If you have a teenager finishing school this year, chances are they already have their ‘schoolies’ plans locked in. But for those of you with children a year or two younger, it might be time to start introducing them to the idea of a slightly different schoolies experience.
In what has become a rite of passage in the past few decades, the schoolies trip is now synonymous with completing year 12 studies.
While the mainstay destinations of Victor Harbor, the Gold Coast and Bali continue to be popular with party seeking school leavers, there is also a large up swell in the number of year 12 students looking for something different.
A safer, alternative post-school celebratory experience – one filled with a little more adventure, or perhaps a little more personal fulfillment.
From island hopping through Fiji, to snorkeling tours in Vanuatu, school leavers are increasingly booking purpose-designed international ‘grad trips’.
With a heavy emphasis on school leaver safety, such as a no duty free alcohol policy, fully guided coach travel and transfers and additional security at exclusive tour group only accommodation resorts, these grad-trips are gaining popularity among both teenagers and parents, according to Jot Lynas, CEO of Unleashed Travel.
“It’s encouraging to see that so many teens, having
heard so much about the anti-social behaviour at the Gold Coast and in Bali, have chosen to experience new cultures and more rewarding holidays,” Mr Lynas said.
“The shocking documentary television series ‘What really happens in Bali’ gave viewers unprecedented access to underage drunken rampages that were enough to embarrass a nation, and for our youth to turn their back on mirroring those stereotypes.
“Not every teen wants to spend a whole week avoiding creepy toolies and nursing a constant hangover, which is why these packages are becoming so popular.”
Also increasing in popularity are volunteer trips, which see school leavers head for destinations such as Cambodia and South Africa, to spend time teaching children in orphanages, or learning about elephant conservation. It’s a far cry from a week long, alcohol fuelled binge on the Gold Coast.
Adelaide teenager, Hannah Koler, 19, says she was never interested in taking a traditional drunken schoolies trip, but jumped at the chance to travel to Cambodia with Reach Out Volunteers in January this year.
During her two week trip, Hannah spent her first week building classrooms for KidTea, a not for profit, non-government school; while in her second week she spent time at the Cambodia Wildlife Sanctuary, working with rescued elephants and monkeys, and building toilets for the 300 live-in soldiers who protect the animals.
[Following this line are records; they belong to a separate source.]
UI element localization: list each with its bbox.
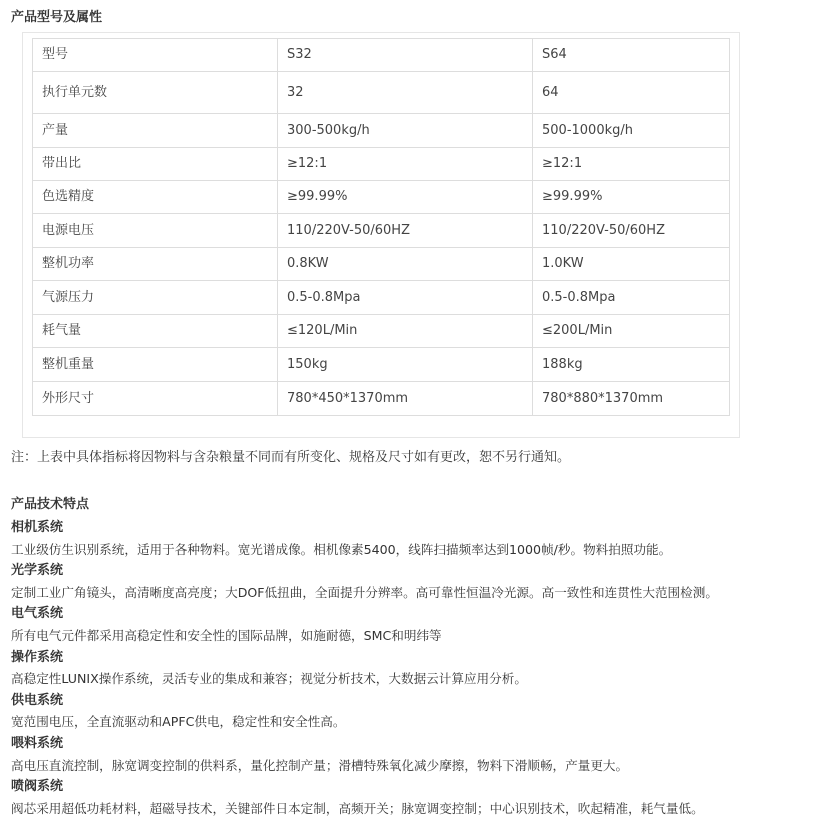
spec-label-cell: 气源压力 bbox=[33, 281, 278, 315]
section-title-properties: 产品型号及属性 bbox=[11, 10, 103, 25]
spec-s32-cell: 300-500kg/h bbox=[278, 114, 533, 148]
spec-s64-cell: 110/220V-50/60HZ bbox=[533, 214, 730, 248]
feature-description: 定制工业广角镜头，高清晰度高亮度；大DOF低扭曲，全面提升分辨率。高可靠性恒温冷光源。高一致性和连贯性大范围检测。 bbox=[11, 584, 718, 600]
spec-s32-cell: ≥12:1 bbox=[278, 148, 533, 181]
table-row bbox=[33, 39, 730, 72]
spec-s64-cell: 188kg bbox=[533, 348, 730, 382]
spec-s32-cell: ≤120L/Min bbox=[278, 315, 533, 348]
table-row bbox=[33, 181, 730, 214]
spec-s64-cell: 64 bbox=[533, 72, 730, 114]
spec-s64-cell: ≥99.99% bbox=[533, 181, 730, 214]
spec-label-cell: 外形尺寸 bbox=[33, 382, 278, 416]
spec-label-cell: 整机重量 bbox=[33, 348, 278, 382]
spec-label-cell: 执行单元数 bbox=[33, 72, 278, 114]
table-row bbox=[33, 114, 730, 148]
feature-heading: 相机系统 bbox=[11, 520, 64, 535]
section-title-features: 产品技术特点 bbox=[11, 497, 90, 512]
spec-s32-cell: 0.5-0.8Mpa bbox=[278, 281, 533, 315]
table-row bbox=[33, 382, 730, 416]
feature-description: 所有电气元件都采用高稳定性和安全性的国际品牌，如施耐德，SMC和明纬等 bbox=[11, 627, 442, 643]
spec-label-cell: 带出比 bbox=[33, 148, 278, 181]
spec-s32-cell: 0.8KW bbox=[278, 248, 533, 281]
spec-table-container bbox=[22, 32, 740, 438]
spec-s64-cell: 780*880*1370mm bbox=[533, 382, 730, 416]
feature-heading: 喂料系统 bbox=[11, 735, 64, 751]
spec-s64-cell: 0.5-0.8Mpa bbox=[533, 281, 730, 315]
feature-description: 宽范围电压，全直流驱动和APFC供电，稳定性和安全性高。 bbox=[11, 714, 346, 730]
feature-description: 阀芯采用超低功耗材料，超磁导技术，关键部件日本定制，高频开关；脉宽调变控制；中心识别技术，吹起精准，耗气量低。 bbox=[11, 800, 704, 816]
table-row bbox=[33, 72, 730, 114]
table-row bbox=[33, 248, 730, 281]
table-row bbox=[33, 348, 730, 382]
spec-s32-cell: 780*450*1370mm bbox=[278, 382, 533, 416]
spec-s64-cell: 1.0KW bbox=[533, 248, 730, 281]
feature-description: 高稳定性LUNIX操作系统，灵活专业的集成和兼容；视觉分析技术，大数据云计算应用分析。 bbox=[11, 671, 527, 687]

Not every teen wants to spend a whole week avoiding creepy toolies and nursing a constant hangover
“The experience was amazing,” said Hannah.
“It was so great to build classrooms for underprivileged children, so they had the opportunity to learn English and go to school. It was also incredible to experience how the people lived, as it is a very poverty stricken country.
“The majority of the people are so poor, however there are always smiles on their faces and they all seem to work together to help one another out.
Also the experience of meeting two wonderful elephants, Arun Reah and Kham Lin, was eye opening , especially with regard to the logging and circus trades and how they treat and abuse elephants.”
Volunteering overseas had been on Hannah’s wishlist for some time before her trip, and she believes the experience has truly changed her life.
“It gave me an eye opening view of people’s lives outside of Australia,” she said.
“I came home wanting to jump back on a plane to a different country to help and experience it all over again. I have never felt so happy and proud of the effort that everyone put into building those classrooms and the happy smiles on the children’s faces when we handed out much needed stationery donations.”
Hannah would encourage other teenagers to undertake similar opportunities.
“It’s an eye opening and rewarding experience to see how other cultures work and live, and to help a country in need,” she said.
“It’s a great way to explore the world, experience cultures and help out at the same time.”